Murdick’s attorney, Michelle Funkenbusch, said LaGrand should have called an outside agency to investigate, arguing that officers had no business looking into accusations that involve their boss.
Chip Self, managing partner of Swim Bike Run, an area endurance shop, said that Murdick, an electrician, was well-known among triathletes.
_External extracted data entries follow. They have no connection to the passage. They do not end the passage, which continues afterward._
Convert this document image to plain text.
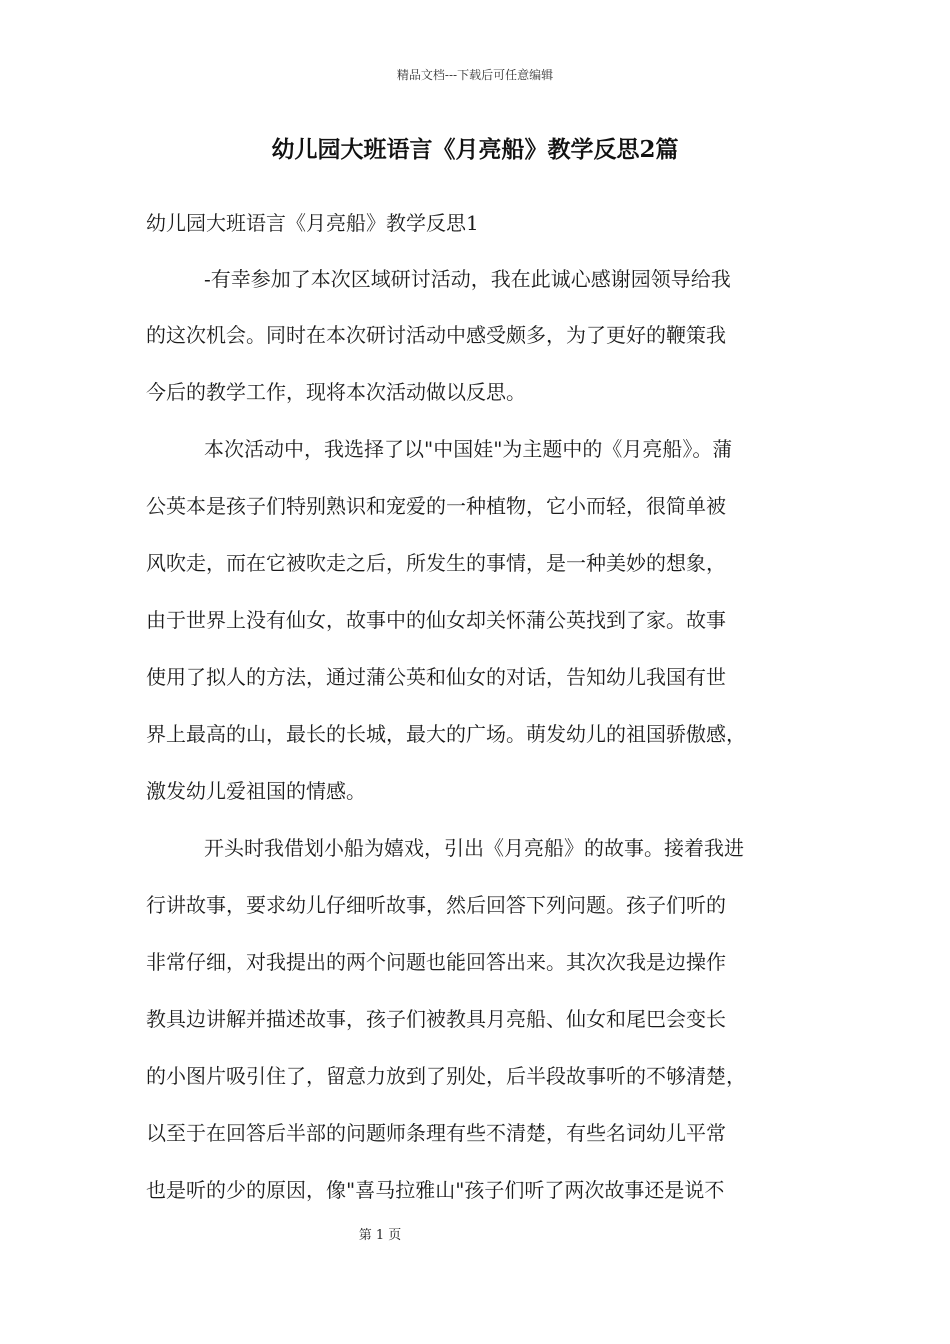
精品文档---下载后可任意编辑
幼儿园大班语言《月亮船》教学反思2篇
幼儿园大班语言《月亮船》教学反思1
-有幸参加了本次区域研讨活动，我在此诚心感谢园领导给我
的这次机会。同时在本次研讨活动中感受颇多，为了更好的鞭策我
今后的教学工作，现将本次活动做以反思。
本次活动中，我选择了以"中国娃"为主题中的《月亮船》。蒲
公英本是孩子们特别熟识和宠爱的一种植物，它小而轻，很简单被
风吹走，而在它被吹走之后，所发生的事情，是一种美妙的想象，
由于世界上没有仙女，故事中的仙女却关怀蒲公英找到了家。故事
使用了拟人的方法，通过蒲公英和仙女的对话，告知幼儿我国有世
界上最高的山，最长的长城，最大的广场。萌发幼儿的祖国骄傲感，
激发幼儿爱祖国的情感。
开头时我借划小船为嬉戏，引出《月亮船》的故事。接着我进
行讲故事，要求幼儿仔细听故事，然后回答下列问题。孩子们听的
非常仔细，对我提出的两个问题也能回答出来。其次次我是边操作
教具边讲解并描述故事，孩子们被教具月亮船、仙女和尾巴会变长
的小图片吸引住了，留意力放到了别处，后半段故事听的不够清楚，
以至于在回答后半部的问题师条理有些不清楚，有些名词幼儿平常
也是听的少的原因，像"喜马拉雅山"孩子们听了两次故事还是说不
第 1 页
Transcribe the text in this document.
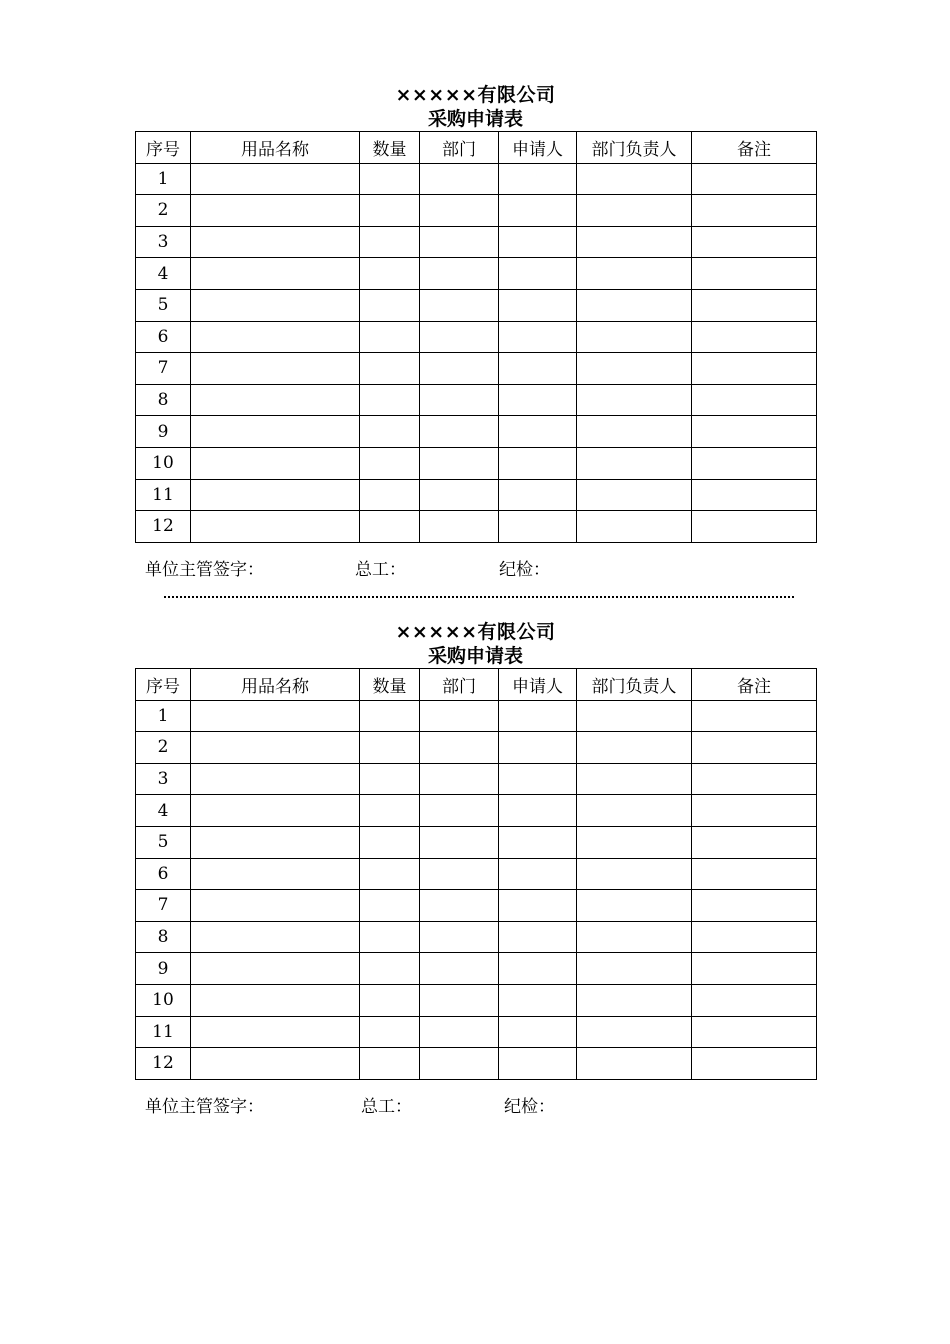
×××××有限公司
采购申请表
序号	用品名称	数量	部门	申请人	部门负责人	备注
1						
2						
3						
4						
5						
6						
7						
8						
9						
10						
11						
12						
单位主管签字：	总工：	纪检：
×××××有限公司
采购申请表
序号	用品名称	数量	部门	申请人	部门负责人	备注
1						
2						
3						
4						
5						
6						
7						
8						
9						
10						
11						
12						
单位主管签字：	总工：	纪检：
He said Murdick had recently won a major state mountain biking contest.
“He’s the kind of guy that wins half the races he enters outright,” Self said. “He is beating guys half his age all the time.”
Swim Bike Run is one of two sponsors of the upcoming Sunset Hills Triathalon, to be held Aug. 24. Self said he would withdraw his company’s sponsorship of the race unless Furrer apologized and the city pledged to meet bicycle safety standards set by the League of American Bicyclists.
Furrer, retired from banking and real estate work, was a write-in candidate who beat the incumbent mayor in April. A controversy over a proposed QuikTrip store helped power Furrer’s surprise win over then-Mayor William Nolan.
“I caught him with his pants down around his ankles,” a jubilant Furrer said at the time, after being elected to his first public office. “The people have spoken.”